From February to May the poppies are most plentiful, but a few may be found almost every month in the year. Have you noticed the finely cut green leaves, and the pointed green nightcap that covers each bud till the morning sunshine coaxes off the cap and unfolds the four satiny golden petals? The flowers love the sun and close up on dark, cloudy days, or if brought into the house. But put them in a sunny window the next morning, and you may watch the cups of gold open to the light.
Some of the poppies are a deep orange-color, while others are a pale yellow. And as you walk through the fields you may pick a hundred at each step, so thick do the plants grow. The wild bees find a yellow dust called pollen or “bee-bread” in the poppy, the same golden powder that rubs off on your nose, when you put it too close to this cup of gold or to lilies.
Then in this “unfenced garden” were also the baby blue-eyes, whose pretty pale-blue blossoms come early in the spring, each one with a drop of honey at the foot of its honey path, as the black lines on its petals are called.

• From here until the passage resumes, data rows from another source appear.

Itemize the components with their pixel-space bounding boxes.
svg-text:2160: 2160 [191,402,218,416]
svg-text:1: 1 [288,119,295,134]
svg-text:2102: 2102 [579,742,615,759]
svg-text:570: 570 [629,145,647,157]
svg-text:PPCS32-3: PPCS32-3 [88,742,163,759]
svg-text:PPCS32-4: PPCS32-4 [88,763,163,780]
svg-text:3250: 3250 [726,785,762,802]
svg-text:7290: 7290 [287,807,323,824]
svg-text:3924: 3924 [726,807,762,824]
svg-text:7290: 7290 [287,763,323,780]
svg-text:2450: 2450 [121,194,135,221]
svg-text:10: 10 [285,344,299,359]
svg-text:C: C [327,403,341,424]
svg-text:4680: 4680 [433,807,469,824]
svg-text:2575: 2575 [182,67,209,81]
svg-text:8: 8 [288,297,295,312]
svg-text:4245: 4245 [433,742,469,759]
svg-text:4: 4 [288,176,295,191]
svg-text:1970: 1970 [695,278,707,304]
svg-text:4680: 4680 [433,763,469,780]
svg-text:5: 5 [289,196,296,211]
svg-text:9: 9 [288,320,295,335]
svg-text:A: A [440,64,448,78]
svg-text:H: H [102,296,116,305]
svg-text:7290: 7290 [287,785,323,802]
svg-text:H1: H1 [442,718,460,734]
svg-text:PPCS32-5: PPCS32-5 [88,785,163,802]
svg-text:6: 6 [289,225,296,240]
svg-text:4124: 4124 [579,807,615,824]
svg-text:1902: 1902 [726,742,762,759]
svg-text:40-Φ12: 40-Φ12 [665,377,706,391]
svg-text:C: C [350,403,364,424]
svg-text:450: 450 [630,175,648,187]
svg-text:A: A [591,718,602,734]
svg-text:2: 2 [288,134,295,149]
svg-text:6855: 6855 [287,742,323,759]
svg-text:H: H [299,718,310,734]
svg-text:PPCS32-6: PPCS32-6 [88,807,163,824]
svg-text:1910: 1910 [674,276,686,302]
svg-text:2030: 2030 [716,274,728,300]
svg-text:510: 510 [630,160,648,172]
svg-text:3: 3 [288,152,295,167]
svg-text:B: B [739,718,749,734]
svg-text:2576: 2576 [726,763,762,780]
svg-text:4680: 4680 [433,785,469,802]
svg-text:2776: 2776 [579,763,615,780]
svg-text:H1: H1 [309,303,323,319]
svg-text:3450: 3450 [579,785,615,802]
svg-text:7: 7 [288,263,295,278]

Can you name twenty kinds of wild flowers? Around San Francisco and the bay counties you will count, after the poppy and baby blue-eyes, the shining yellow buttercup, the blue and yellow lupines that grow in the sand, the tall thistle whose sharp, prickly leaves and thorny red blossoms spell “Let-me-alone,” the blue flag-lilies and red paint-brush, yellow cream-cups, and wild mustard, and an orange pentstemon. These with many yellow compositae or flowers like the dandelion, you will find growing on the windy hills and dry, sunny places. Hiding away in quiet corners are the blue-eyed grass, and a wild purple hyacinth, the scarlet columbine swinging its golden tassels, shy blue larkspur, a small yellow sunflower, and wild pink roses. Among the ferns in shady, wet nooks are white trilliums and a delicate pink bleeding-heart, while the wild blue violets and yellow pansies love the warm, rocky hillside.
Mariposas, or butterfly tulips of many colors, grow in the foot-hills and mountains. Perhaps our most beautiful wild flowers are the lilies, of which we have over a dozen kinds. In the redwood forests there is a tall, lovely pink lily, and many brown-spotted yellow tiger-lilies. Up in the mountain pines a snowy white Washington lily sometimes covers a mountain side with its tall stems bearing dozens of sweet waxen blossoms. In the wet, swampy places bright red, and many small orange lilies bloom in late summer.